Let me set the scene. It's 2009 and Kings Of Leon are on stage at Reading festival and halfway through their set-list. They have been methodically strumming out a mix of songs from their last album Because Of The Times and year-old platinum baby: Only By The Night. Cruising through new material, the crowd noise still isn't really building up to anything spectacular. There's the core fans, crammed in at the front, in full voice... but they're always there and despite the enormous crowd behind them its hardly the festival reception the band had expected. They forget that this is Reading; 80% of the punters are too smashed and high to appreciate Caleb Followill's delicately rusty vocals or his cousin Mathew's intricate guitar pieces, they just want to shout the 6 to 10 words in a row that they can remember. Before he knows it, Caleb has gone through Be Somebody, Revelry and Crawl, all incredible new songs in their own right but the crowd are waiting for that song. And when he plays the opening riff and an almighty cheer goes up... well... Caleb loses his shit:
The highlight of that excruciating video is the crowd not even noticing the band deliberately butcher their favourite song and continuing to cheer, as I said: Reading. What it really shows, though, is a band frustrated by the success of one song (written half-jokingly) overshadowing their entire repertoire of material. They won't be having the same problems with this album: every song is fantastic. WALLS opens in true Kings Of Leon Fashion, the rumbling bass and soft, catchy guitar melody ease us in to leading single Waste A Moment, a memorable track that I'm sure will be eagerly awaited on any setlist. The Tennessean four-piece have always been adventurous, refusing to be constrained by a particular genre, always seeking to vary things up with each new release. This record is a great extension of that attitude. Each intro seems vastly different from the last, the jingly, up beat guitar of Around The World sounding like Franz-Ferdinand while they blend punchy Weezer-esque power chords with an intricate melody vaguely reminiscent of R.E.M. in Find Me.

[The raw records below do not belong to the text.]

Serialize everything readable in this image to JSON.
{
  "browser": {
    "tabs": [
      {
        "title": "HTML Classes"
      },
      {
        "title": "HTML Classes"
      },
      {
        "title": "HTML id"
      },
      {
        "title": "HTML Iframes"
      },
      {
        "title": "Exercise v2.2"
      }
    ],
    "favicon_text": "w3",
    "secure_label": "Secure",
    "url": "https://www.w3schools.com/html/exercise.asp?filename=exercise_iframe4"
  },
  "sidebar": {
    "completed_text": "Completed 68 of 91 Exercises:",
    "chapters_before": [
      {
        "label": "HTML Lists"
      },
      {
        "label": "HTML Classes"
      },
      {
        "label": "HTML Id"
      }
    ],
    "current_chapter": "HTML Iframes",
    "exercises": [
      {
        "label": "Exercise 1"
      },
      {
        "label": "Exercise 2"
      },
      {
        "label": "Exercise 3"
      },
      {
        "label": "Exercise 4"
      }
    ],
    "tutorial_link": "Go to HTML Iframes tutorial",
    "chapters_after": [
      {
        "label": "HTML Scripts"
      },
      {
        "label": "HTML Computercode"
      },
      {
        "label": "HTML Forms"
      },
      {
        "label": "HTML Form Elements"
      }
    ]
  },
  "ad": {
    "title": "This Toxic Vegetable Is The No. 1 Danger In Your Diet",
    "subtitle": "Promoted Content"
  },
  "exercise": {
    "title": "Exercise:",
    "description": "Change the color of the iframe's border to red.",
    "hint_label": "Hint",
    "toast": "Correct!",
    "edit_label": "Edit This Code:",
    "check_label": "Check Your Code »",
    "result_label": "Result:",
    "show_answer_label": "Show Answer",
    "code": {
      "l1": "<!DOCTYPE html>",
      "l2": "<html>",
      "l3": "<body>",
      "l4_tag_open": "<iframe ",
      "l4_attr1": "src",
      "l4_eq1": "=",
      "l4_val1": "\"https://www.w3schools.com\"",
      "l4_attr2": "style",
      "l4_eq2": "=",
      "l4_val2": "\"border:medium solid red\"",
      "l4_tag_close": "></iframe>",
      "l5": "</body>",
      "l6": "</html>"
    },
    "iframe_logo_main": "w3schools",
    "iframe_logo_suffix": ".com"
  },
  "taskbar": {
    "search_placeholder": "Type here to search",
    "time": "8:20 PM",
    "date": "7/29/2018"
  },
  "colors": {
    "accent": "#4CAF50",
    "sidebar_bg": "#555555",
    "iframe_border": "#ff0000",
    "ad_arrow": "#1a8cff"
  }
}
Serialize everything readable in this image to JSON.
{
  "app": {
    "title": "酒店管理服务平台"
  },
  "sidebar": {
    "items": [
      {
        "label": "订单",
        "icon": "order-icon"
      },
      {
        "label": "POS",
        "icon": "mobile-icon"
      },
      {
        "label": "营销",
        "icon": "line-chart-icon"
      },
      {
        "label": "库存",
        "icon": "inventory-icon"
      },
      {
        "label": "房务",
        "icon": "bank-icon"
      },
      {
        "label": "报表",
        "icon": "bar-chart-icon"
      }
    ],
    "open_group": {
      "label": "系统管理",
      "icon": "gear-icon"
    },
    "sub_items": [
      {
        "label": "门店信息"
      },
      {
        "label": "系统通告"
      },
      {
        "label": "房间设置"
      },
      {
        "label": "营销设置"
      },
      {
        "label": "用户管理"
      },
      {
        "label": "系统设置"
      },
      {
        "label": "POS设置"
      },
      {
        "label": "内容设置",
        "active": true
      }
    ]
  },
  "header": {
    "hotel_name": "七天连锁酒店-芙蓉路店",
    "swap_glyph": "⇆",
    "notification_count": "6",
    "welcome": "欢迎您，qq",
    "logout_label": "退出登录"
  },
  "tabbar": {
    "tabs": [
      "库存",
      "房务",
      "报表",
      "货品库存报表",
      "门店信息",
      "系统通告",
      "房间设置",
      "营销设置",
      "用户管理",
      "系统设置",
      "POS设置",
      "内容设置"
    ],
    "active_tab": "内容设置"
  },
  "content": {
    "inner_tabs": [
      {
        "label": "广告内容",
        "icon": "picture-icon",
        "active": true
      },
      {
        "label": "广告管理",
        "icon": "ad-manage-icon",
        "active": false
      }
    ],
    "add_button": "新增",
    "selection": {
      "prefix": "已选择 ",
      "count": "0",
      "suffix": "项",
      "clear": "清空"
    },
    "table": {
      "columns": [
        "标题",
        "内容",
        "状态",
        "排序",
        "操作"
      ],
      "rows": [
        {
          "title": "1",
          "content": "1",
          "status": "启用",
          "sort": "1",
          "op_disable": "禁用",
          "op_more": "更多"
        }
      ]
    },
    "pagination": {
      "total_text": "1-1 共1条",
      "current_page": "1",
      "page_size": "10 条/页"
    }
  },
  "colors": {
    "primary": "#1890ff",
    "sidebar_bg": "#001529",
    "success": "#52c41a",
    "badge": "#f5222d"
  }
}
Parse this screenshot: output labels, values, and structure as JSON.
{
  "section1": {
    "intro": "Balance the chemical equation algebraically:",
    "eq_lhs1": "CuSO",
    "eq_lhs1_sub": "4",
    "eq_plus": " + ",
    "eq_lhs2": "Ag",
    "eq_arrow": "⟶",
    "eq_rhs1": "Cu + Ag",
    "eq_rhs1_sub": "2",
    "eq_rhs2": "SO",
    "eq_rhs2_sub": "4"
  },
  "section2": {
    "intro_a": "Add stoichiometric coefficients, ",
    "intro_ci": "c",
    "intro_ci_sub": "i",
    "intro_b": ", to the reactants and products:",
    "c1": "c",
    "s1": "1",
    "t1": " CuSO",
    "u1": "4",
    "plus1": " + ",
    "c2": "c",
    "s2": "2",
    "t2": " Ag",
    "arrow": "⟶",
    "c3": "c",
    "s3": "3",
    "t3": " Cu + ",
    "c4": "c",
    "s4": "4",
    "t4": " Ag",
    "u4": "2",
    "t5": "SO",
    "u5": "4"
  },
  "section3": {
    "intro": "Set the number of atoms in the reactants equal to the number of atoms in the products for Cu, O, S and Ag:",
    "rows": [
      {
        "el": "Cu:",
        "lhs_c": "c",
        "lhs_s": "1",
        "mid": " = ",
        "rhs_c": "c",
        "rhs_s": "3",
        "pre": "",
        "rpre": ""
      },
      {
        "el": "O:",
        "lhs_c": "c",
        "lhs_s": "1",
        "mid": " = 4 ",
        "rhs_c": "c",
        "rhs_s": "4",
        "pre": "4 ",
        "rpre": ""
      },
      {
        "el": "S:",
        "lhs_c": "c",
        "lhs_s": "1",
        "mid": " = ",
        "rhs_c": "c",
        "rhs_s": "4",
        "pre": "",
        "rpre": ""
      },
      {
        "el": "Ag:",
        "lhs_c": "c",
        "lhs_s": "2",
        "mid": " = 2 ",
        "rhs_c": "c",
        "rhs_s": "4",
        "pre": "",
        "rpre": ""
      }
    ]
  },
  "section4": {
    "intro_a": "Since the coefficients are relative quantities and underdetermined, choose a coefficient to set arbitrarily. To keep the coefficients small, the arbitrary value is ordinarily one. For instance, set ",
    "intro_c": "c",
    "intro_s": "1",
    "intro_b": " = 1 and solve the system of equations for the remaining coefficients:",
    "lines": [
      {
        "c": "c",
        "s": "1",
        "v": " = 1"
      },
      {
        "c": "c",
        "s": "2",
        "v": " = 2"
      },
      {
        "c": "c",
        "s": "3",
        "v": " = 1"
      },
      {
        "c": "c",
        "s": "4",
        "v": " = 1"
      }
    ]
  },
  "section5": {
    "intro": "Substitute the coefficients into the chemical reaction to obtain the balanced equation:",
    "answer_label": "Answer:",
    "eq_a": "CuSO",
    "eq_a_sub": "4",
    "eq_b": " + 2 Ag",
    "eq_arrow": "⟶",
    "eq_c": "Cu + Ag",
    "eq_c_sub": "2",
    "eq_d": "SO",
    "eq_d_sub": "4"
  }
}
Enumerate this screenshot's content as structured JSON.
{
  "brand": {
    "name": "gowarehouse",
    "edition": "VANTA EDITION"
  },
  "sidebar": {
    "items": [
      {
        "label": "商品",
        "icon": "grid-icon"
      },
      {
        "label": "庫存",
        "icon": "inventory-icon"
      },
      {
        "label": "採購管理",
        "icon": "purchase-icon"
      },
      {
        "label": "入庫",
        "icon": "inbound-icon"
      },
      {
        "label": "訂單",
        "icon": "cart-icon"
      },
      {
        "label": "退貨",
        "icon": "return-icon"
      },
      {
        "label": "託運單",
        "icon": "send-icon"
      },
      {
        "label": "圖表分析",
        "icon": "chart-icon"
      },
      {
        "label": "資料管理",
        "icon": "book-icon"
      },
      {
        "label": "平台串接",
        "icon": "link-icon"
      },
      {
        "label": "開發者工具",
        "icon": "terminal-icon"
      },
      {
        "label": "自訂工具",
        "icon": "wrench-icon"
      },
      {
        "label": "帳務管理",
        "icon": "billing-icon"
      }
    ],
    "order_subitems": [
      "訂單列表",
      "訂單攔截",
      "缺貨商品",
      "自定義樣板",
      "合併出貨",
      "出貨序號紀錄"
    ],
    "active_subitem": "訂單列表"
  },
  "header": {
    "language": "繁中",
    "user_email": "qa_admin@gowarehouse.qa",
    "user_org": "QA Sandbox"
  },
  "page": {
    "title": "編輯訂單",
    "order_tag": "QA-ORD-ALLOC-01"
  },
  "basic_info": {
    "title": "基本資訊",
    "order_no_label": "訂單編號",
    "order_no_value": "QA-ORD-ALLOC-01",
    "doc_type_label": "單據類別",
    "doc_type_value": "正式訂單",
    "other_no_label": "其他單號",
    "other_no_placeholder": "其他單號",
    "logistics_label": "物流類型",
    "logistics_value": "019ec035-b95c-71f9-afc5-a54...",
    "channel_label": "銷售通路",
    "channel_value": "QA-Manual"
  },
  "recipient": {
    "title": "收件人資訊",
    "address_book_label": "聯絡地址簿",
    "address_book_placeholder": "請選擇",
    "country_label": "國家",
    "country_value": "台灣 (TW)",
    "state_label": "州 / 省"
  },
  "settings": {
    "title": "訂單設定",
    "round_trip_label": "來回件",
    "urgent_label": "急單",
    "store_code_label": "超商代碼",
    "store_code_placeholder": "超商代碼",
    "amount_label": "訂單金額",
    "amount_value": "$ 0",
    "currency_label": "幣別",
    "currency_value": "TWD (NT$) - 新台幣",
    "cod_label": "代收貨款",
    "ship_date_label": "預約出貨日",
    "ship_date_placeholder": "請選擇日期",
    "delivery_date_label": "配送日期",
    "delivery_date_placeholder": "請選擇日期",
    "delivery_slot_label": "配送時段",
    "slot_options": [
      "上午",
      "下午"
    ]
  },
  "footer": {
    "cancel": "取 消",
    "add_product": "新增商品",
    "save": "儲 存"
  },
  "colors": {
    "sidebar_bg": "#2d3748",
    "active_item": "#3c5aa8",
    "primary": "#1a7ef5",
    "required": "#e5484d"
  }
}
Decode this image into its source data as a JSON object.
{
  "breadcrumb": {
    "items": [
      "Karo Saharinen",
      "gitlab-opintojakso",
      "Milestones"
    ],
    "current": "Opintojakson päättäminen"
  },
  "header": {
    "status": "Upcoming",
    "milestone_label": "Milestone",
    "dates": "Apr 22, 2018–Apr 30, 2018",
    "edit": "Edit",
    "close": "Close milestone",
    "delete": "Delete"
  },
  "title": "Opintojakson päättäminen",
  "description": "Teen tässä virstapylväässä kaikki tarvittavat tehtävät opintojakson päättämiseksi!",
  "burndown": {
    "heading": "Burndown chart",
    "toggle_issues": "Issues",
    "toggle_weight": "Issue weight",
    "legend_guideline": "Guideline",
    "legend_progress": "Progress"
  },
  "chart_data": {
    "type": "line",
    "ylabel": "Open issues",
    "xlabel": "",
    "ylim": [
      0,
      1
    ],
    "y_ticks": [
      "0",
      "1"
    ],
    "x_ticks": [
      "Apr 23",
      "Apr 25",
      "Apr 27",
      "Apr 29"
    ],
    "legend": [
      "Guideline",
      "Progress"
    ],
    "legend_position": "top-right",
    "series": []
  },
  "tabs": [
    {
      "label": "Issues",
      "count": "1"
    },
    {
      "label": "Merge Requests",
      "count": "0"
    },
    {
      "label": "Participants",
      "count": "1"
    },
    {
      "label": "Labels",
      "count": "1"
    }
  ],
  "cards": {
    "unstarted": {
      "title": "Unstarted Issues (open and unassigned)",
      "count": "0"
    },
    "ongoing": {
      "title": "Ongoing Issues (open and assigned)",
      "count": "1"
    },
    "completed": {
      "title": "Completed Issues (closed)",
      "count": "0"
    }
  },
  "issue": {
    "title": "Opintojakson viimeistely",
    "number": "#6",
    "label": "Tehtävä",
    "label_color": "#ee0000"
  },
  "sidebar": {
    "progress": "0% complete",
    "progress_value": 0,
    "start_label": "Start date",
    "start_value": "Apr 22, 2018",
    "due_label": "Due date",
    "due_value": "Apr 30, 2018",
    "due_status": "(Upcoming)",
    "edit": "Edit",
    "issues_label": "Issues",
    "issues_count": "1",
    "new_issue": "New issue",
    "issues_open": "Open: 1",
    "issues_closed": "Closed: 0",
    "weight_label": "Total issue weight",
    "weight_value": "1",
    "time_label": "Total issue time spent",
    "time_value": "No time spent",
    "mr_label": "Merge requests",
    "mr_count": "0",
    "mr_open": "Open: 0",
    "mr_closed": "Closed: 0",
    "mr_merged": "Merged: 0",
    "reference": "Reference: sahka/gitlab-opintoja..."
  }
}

At the same time, the quartet maintain that lyrical charm which characterises their material, demonstrating yet again that there's no harm in repeating a line if it sounds fucking great. I mean, I'm clueless as to what "Just like a reverend, like a reverend on the radio" means but they sing it so many times that you figure it must mean something deep. WALLS stands for We Are Like Love Songs so you'd guess that love is a major theme of the Followills' songwriting, but they address it in all manner of styles. Soft ballads are intermingled with stomping anthems, all of which are written from an almost retrospective outlook, older and wiser than on previous records.
You'd never guess they were an indie band.....
As a whole, the album (KOL's 7th) seems more clean-cut and expertly produced than anything they've released previously; every song seems to have been crafted to suit the group's stadium capacity crowds. Where their sound had, in the past, lacked a certain refined smoothness, WALLS is about as smooth as it gets. From the sleepy, melodic piano in Conversation Piece to the Spanishy guitar solo in Muchacho, everything is polished and intricately put together where previous records were a little bit rougher around the edges (intentionally more often than not). This in combination with some incredibly catchy chorus hooks makes the individual tracks far more memorable in their own right. They really do cover all the bases with this one and, if they can keep their cool when the tanked up crowds demand Sex On Fire, they really can put on an incredible show with the wealth of great songs they now have under their belts.